Creating a Trust Provides Way to Pass Assets
YOUNGSTOWN, Ohio – It’s the part of financial planning that no one wants to talk about: What happens to your assets after you die? While some are content with writing a will, there are more involved processes for passing on your estate – your residence, money and everything else.
At their base, trusts are a contract. A person details his assets and who gets what upon his death, while the other party agrees to carry out the intent of the document.
For the most part, trusts are written the same regardless of their purpose. The only changes from one to another are the clauses they contain. What separates a charitable trust from a children’s trust or a revocable trust from irrevocable trust is an amendment stating to whom the money goes or whether the document can be amended.
“It’s not a static agreement,” says Karen Cohen, a trust officer for Home Savings Bank, of most trusts. “While you’re alive, you can change your mind about how your trust distributes assets after you pass away. You can revisit the agreement and we recommend you do it every three to five years or when the law changes.”
Beyond having control of how assets are to be distributed after one dies, one of the most common reasons people form trusts is to avoid probate. With a will, the executor must go through the probate court, which can take up to a year and allows creditors to file claims on the estate. And everything that happens in probate court is public record.
“Most people don’t want others to know their business. They like the privacy,” Cohen says.
That process can be lengthy, sometimes as long as a year, as the court works to notify next of kin and creditors, create an inventory and distribute the assets. With a trust, such matters can usually be completed within 60 days.
Another distinction between a will and a trust is how they pay out inheritances. With a will, the assets are paid in a lump sum when probate is complete unless the heir is under 18, in which case it is held until he reached his majority. With a trust, the settlor can establish when the trustee distributes income from the principal.
Most frequently, payments are made when the beneficiary reaches a certain age or upon a life event such as graduation from college. With such payments often come stipulations, although the responsibility for enforcement falls to the trustee.
“Sometimes people want to rule from the grave and establish very specific behaviors for their children,” says David Sabine, the senior trust officer for Huntington Bank in Youngstown. “Some are realistic and others, such as what kind of person they marry, are ill-advised.”
After the settlor – that is, the creator of the trust – dies and the amendments to the trust take effect, the trustee has both a fiduciary responsibility and a duty to carry out the intent of the trust, which often involves the trustee’s discretion. It’s the latter that can cause conflicts within a family when a relative is named trustee, a case the trust officers make for naming a corporate trustee.

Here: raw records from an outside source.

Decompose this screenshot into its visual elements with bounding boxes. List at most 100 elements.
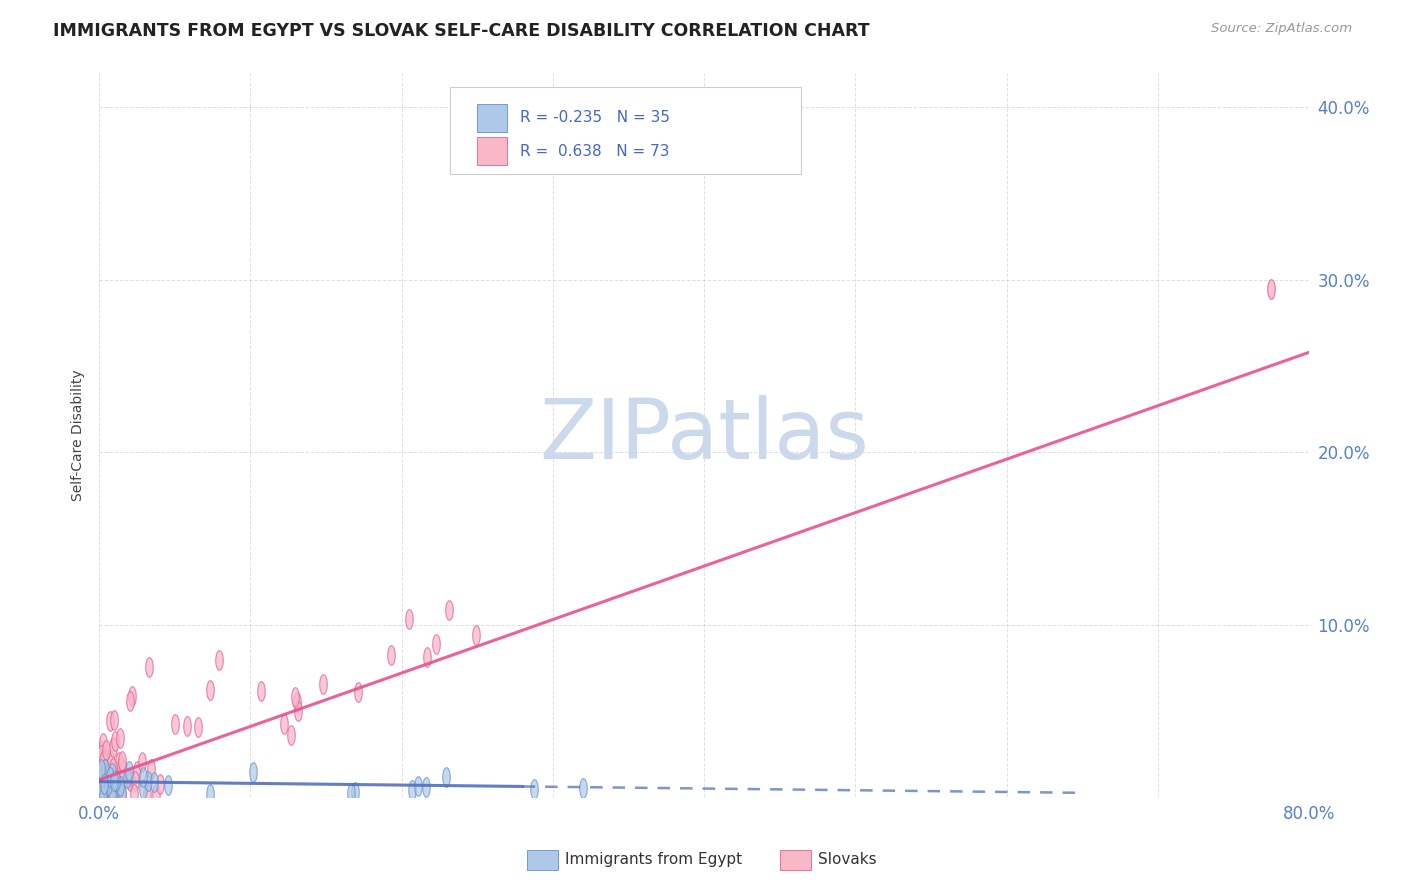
- Point: [91, 757, 114, 772]
- Point: [104, 773, 127, 788]
- Point: [122, 787, 145, 801]
- Point: [200, 683, 222, 698]
- Point: [96, 772, 118, 786]
- Point: [124, 774, 146, 789]
- Point: [415, 780, 437, 794]
- Point: [176, 719, 198, 733]
- FancyBboxPatch shape: [477, 104, 508, 132]
- Point: [103, 739, 125, 754]
- Point: [90, 764, 112, 778]
- Text: R =  0.638   N = 73: R = 0.638 N = 73: [520, 144, 669, 159]
- Point: [101, 787, 124, 801]
- Point: [101, 760, 124, 774]
- FancyBboxPatch shape: [450, 87, 801, 174]
- Point: [100, 789, 122, 804]
- Point: [105, 780, 128, 794]
- Point: [406, 779, 429, 793]
- Point: [90, 762, 112, 776]
- Point: [425, 637, 447, 651]
- Point: [104, 734, 127, 748]
- Point: [242, 764, 264, 779]
- Point: [97, 787, 120, 801]
- Point: [98, 783, 121, 797]
- Point: [343, 785, 366, 799]
- Text: ZIPatlas: ZIPatlas: [538, 394, 869, 475]
- Point: [523, 782, 546, 797]
- Point: [100, 787, 122, 801]
- Point: [93, 777, 115, 791]
- Point: [120, 774, 142, 789]
- Point: [90, 763, 112, 777]
- Point: [94, 780, 117, 794]
- Point: [287, 704, 309, 718]
- Point: [121, 690, 143, 704]
- Point: [90, 786, 112, 800]
- Point: [90, 787, 112, 801]
- Point: [90, 772, 112, 786]
- Point: [127, 764, 149, 778]
- FancyBboxPatch shape: [477, 137, 508, 165]
- Text: R = -0.235   N = 35: R = -0.235 N = 35: [520, 111, 671, 126]
- Point: [94, 750, 117, 764]
- Point: [149, 777, 172, 791]
- Point: [97, 787, 120, 801]
- Point: [111, 754, 134, 768]
- Point: [105, 783, 128, 797]
- Point: [138, 660, 160, 674]
- Point: [145, 787, 167, 801]
- Point: [117, 772, 139, 786]
- Point: [250, 684, 273, 698]
- Point: [142, 774, 165, 789]
- Point: [285, 695, 308, 709]
- Point: [108, 731, 131, 745]
- Point: [416, 649, 439, 664]
- Point: [118, 764, 141, 778]
- Point: [94, 775, 117, 789]
- Point: [103, 773, 125, 788]
- Point: [118, 694, 141, 708]
- Point: [90, 785, 112, 799]
- Point: [94, 743, 117, 757]
- Point: [110, 760, 132, 774]
- Point: [136, 773, 159, 788]
- Point: [207, 653, 229, 667]
- Text: IMMIGRANTS FROM EGYPT VS SLOVAK SELF-CARE DISABILITY CORRELATION CHART: IMMIGRANTS FROM EGYPT VS SLOVAK SELF-CAR…: [53, 22, 870, 40]
- Point: [94, 762, 117, 776]
- Point: [380, 648, 402, 662]
- Point: [91, 736, 114, 750]
- Point: [98, 770, 121, 784]
- Point: [93, 789, 115, 804]
- Point: [115, 771, 138, 785]
- Point: [103, 714, 125, 728]
- Point: [401, 783, 423, 797]
- Point: [273, 717, 295, 731]
- Point: [104, 787, 127, 801]
- Point: [90, 744, 112, 758]
- Text: Slovaks: Slovaks: [818, 853, 877, 867]
- Text: Source: ZipAtlas.com: Source: ZipAtlas.com: [1212, 22, 1353, 36]
- Point: [131, 755, 153, 769]
- Point: [111, 787, 134, 801]
- Point: [163, 717, 186, 731]
- Point: [346, 684, 368, 698]
- Point: [1260, 281, 1282, 295]
- Point: [90, 783, 112, 797]
- Point: [136, 787, 159, 801]
- Point: [101, 764, 124, 779]
- Point: [111, 787, 134, 801]
- Point: [198, 788, 221, 802]
- Point: [90, 777, 112, 791]
- Point: [93, 779, 115, 793]
- Point: [107, 755, 129, 769]
- Point: [98, 754, 121, 768]
- Text: Immigrants from Egypt: Immigrants from Egypt: [565, 853, 742, 867]
- Point: [284, 690, 307, 705]
- Point: [339, 787, 361, 801]
- Point: [97, 768, 120, 782]
- Point: [187, 720, 209, 734]
- Point: [108, 779, 131, 793]
- Point: [97, 778, 120, 792]
- Point: [280, 728, 302, 742]
- Point: [90, 747, 112, 762]
- Point: [90, 783, 112, 797]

“You’re creating a recipe for disaster,” says George Millich at Farmers Trust Co. “We can have the difficult conversations and then Thanksgiving isn’t as awkward because now it’s, ‘That George Millich, he’s the one who didn’t give me the money.’ ”
The standard areas for trustee discretion fall into four areas: health, education, maintenance and support, collectively known as the HEMS standard. While the first two are fairly clear – payments can be made to take care of medical bills or to pay for college, for example – the back half is open to interpretation. Should a payment be made to help a beneficiary make a mortgage payment or for a charitable donation?
It’s here that personally knowing the settlor can benefit the trustee in making those decisions. Millich recommends meeting annually with a trustee to review the document to ensure it’s up to snuff.
“The first argument is always, ‘So-and-so would have wanted me to have the money,’ ” he says. “The more I get to know So-and-so, the more accurate I can be in saying I know what he wanted.”
As with all end-of-life planning, trust officers recommend starting as early possible. Most common, though, is they see clients come in to have the initial discussion at one of two times. First, when the family grows with the addition of a child or grandchild or, second, when a friend or family member gets sick or dies.
“I see it, at the earliest, when a couple is starting a family,” says Home Savings’ chief trust officer, John Prelac. “They realize that they’d like to have a trust to hold that money for the benefit of their children if there’s a tragedy.”
The length of creating a trust varies from trust to trust because some settlors go through every investment and asset and leave them to dozens of beneficiaries while others leave their lists sparse with just a few beneficiaries. With that in mind, Huntington’s Sabine warns against trying to make the trust perfect on the first draft.
“Perfect is the enemy of good and many people wait a very long time trying to make the most ideal decision when a good decision at the moment is more important to move the process along,” he says. “You are allowed to change your mind.”
But all note that trusts are by and large dynamic documents and that the first iteration is rarely the one that takes effect, one of the misunderstandings their clients occasionally have. Another misunderstanding is that putting assets into a trust protects them from the estate tax – only an irrevocable trust can do that, and even then it has stipulations, Prelac says – and just whom trusts are for.
“Trusts are not just for the super-wealthy. It’s really a life management tool that can be used in a lot of different ways,” Sabine says. “Setting up the trust really does give the person the opportunity to do a complete inventory and get a complete understanding of things.”